My current Top 5

My current Top 5

6/28/2011

Number 67: Miyoshi Umeki as Katsumi Kelly in "Sayonara" (Best Supporting Actress Ranking)

When Anthony Quinn announced Miyoshi Umeki as the winner of the Best Supporting Actress Oscar, the audience gasped since Elsa Lanchaster was the clear favourite and also the other three nominees seemed to have better chances. But it was Miyoshi Umeki who took home the Oscar for her very short role as Red Buttons’s suffering wife in Sayonara, a story about love that has to fight intolerance to succeed. I think it can be assumed that both actors, Red Buttons and Miyoshi Umeki, won their Oscars not so much for their acting but rather for the characters they played and their ultimate tragic fate. Yes, Academy members are sentimental.

But even with this observation, I don’t want to take anything away from Miyoshi Umeki’s performance. She used to have a lower position in my ranking but I ‘upgraded’ her a few spots because I can’t deny that, out of all the elements in Sayonara, she is by far the most memorable – okay, this does not mean a lot since Sayonara is a rather messy film but while the story of forbidden love regarding Marlon Brando does not work, Red Buttons and Miyoshi Umeki do work.
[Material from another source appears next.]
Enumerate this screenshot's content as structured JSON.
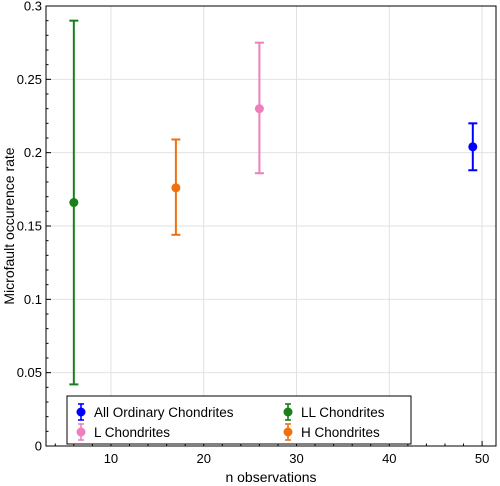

Miyoshi Umeki has a very small role, maybe fifteen minutes and most of the time she doesn’t say anything and only stands around, being the obedient wife that she is, but she has a simply absolutely adorable screen presence that I always compare with that of Audrey Hepburn. You just have to smile when you see her, her shy behavior, her nervous laugh. As Marlon Brando puts it, ‘She’s just as cute as a bug.’ Of course, I don’t want to give Miyoshi Umeki benefit for being cute – being cute and giving a good performance are certainly two separate shoes but she simply lights up the screen whenever she appears, she is able to evoke an interest in her character, a sympathy and, ultimately, a feeling of great pain. With her unique screen presence, she is able to outshine Marlon Brando and it’s always Red Buttons and Miyoshi Umeki who make this movie watchable and who are the most interesting characters. Their simple minds and their unquestioning love are heartbreaking.
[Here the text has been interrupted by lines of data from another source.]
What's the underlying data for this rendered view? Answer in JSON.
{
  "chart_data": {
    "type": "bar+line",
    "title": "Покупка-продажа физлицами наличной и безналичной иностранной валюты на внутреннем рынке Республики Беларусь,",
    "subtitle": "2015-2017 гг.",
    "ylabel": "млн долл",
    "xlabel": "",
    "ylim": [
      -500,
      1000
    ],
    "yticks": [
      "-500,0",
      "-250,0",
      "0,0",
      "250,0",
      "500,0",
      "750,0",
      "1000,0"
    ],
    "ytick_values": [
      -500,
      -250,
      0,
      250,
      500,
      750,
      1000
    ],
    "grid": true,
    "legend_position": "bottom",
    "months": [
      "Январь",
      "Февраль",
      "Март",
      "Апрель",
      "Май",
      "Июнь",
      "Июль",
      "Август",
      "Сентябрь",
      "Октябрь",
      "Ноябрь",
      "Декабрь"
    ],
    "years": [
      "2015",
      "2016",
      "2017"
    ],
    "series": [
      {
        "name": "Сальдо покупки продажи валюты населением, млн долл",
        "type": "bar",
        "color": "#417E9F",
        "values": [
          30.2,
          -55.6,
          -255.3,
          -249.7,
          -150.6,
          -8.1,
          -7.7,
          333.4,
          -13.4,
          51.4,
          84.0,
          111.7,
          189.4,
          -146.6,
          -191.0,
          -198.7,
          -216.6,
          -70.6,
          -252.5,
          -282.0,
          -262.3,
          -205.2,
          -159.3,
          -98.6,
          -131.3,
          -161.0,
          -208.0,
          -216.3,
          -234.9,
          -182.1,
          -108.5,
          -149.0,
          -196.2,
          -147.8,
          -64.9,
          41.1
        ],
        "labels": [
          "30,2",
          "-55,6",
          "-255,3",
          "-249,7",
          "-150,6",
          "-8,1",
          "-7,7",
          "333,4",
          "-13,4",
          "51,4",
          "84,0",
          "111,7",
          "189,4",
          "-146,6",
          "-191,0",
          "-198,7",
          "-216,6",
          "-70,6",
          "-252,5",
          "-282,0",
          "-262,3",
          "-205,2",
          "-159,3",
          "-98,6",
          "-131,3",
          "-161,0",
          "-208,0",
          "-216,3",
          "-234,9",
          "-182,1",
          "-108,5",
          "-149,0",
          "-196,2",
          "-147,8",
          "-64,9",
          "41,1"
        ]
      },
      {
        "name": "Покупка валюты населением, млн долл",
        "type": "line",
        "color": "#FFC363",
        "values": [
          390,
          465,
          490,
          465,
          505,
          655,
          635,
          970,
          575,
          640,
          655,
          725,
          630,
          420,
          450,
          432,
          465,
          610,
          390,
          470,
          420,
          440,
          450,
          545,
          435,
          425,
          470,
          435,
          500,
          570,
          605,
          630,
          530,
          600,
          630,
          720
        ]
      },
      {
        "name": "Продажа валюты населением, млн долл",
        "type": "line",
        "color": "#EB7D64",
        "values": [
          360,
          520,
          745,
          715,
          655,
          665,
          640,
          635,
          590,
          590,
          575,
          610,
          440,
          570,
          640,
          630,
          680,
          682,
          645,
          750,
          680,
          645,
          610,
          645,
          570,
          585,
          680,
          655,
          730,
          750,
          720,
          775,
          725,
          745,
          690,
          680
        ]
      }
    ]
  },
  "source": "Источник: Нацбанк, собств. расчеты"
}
But the good thing is that Miyoshi Umeki is not only sweet – but also good. It’s clear that if she had been given a better part in which she would have gotten more to do than smile at Red Buttons or Marlon Brando, she would easily have been up to it. But as it is, she was only given a little bit – her few scenes may not be truly remarkable but her combination of screen presence and instincts for her role help to achieve very memorable results. Overall, she has three great scenes: first, when she serves Marlon Brando and Red Buttons with wine before dinner. She doesn’t say much and the scene is surely not very challenging but she is so loveable, so adorable that you immediately fall in love with her. She wins you over in two seconds and so lays the foundation for the plausibility of the love between her and Red Buttons’s character. Later, there is a heartbreaking scene when her husband finds out that she wants to have an operation on her eyes to make her look American. He is furious about her and she cries, sobbing that 'Then I have good eyes. I fool everybody. I look American, like Joe. I want him be proud of me.’ It’s just heartbreaking and Miyoshi is wonderful in this scene. And then, later, they watch a puppet show, where the lovers kill themselves because they can no longer face live. Miyoshi says, moved to tears, ‘It is so beautiful…They will live in another world, on a beautiful lake…floating always together. Like water lilies.’ It’s a banal line but Miyoshi Umeki makes it almost sound like poetry.

So, considering the low position in this ranking, the praise may be a little too much but I just want to explain why I see more to like in this performance than most other people do. Yes, it’s almost nothing she has to do – but the little she has to do is realized beautifully.

4 comments:

dinasztie said...

I think she did nothing.

Louis Morgan said...

I did not find her charming at all. Also I found her incredibly dull, and I saw no indication that she could have given a better performance with more to do.

joe burns said...

She's fine, but it's a nothing part.

Anonymous said...

I read somewhere that she was trained in Kabuki theatre, or at least studied it, and those scenes you highlight she brings the right about of formalized tension and grace to.